Compte rendu de la session de travail du 4 mai 2010 à Port-au-Prince sur la refondation d’Haïti

1— Depuis son existence, le GHRAP a toujours plaidé afin que les sources d’inventivité du peuple haïtien et de la nation haïtienne sur le plan économique, social et politique servent d’éléments fondateurs pour l’élaboration d’un projet national pour Haïti.

Dans cette optique, le GHRAP a toujours eu le souci, dans les actions entreprises, de vitaliser les consciences, de porter en avant des propositions qui plaident pour un développement durable et avant tout auto-soutenu.

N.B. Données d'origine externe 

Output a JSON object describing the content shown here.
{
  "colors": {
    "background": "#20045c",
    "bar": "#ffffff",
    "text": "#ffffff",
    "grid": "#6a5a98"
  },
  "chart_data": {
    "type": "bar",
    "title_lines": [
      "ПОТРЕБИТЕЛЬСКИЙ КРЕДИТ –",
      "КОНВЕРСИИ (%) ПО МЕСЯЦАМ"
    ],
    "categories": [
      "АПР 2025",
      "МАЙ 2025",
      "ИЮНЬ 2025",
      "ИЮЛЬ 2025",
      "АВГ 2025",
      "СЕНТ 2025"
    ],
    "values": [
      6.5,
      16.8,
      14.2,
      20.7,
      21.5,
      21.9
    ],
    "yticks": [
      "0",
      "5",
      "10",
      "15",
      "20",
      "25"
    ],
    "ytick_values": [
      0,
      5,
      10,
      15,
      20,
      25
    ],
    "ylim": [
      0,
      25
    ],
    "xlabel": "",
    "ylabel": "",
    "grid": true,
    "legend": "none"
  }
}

2— Dans cette conjoncture post-séisme, le GHRAP souhaite fortement mener une réflexion sur la refondation d’Haïti et a décidé d’apporter sa contribution en vue d’instaurer aujourd’hui des mécanismes collectifs permettant de vérifier que les politiques, les mesures, les actions qui sont prises vont véritablement aider le pays à s’en sortir, vont tenir compte des intérêts des secteurs majoritaires, vont s’imprégner de l’univers culturel de façon à ce que les changements permettent de potentialiser et de revitaliser Haïti dans ses profondeurs.

 

Participation du GHRAP à CARDICIS III

De ce point de vue, CARDICIS III présente un grand intérêt, c’est un espace de débat présenciel et virtuel qui met l’accent sur la culture et qui se préoccupera certainement des droits du peuple haïtien à la différence.

La directrice du GHRAP a demandé aux participants et participantes de se prononcer et les a invités à s’associer à la réflexion en vue de la présentation de son analyse de la dynamique de reconstruction à CARDICIS III.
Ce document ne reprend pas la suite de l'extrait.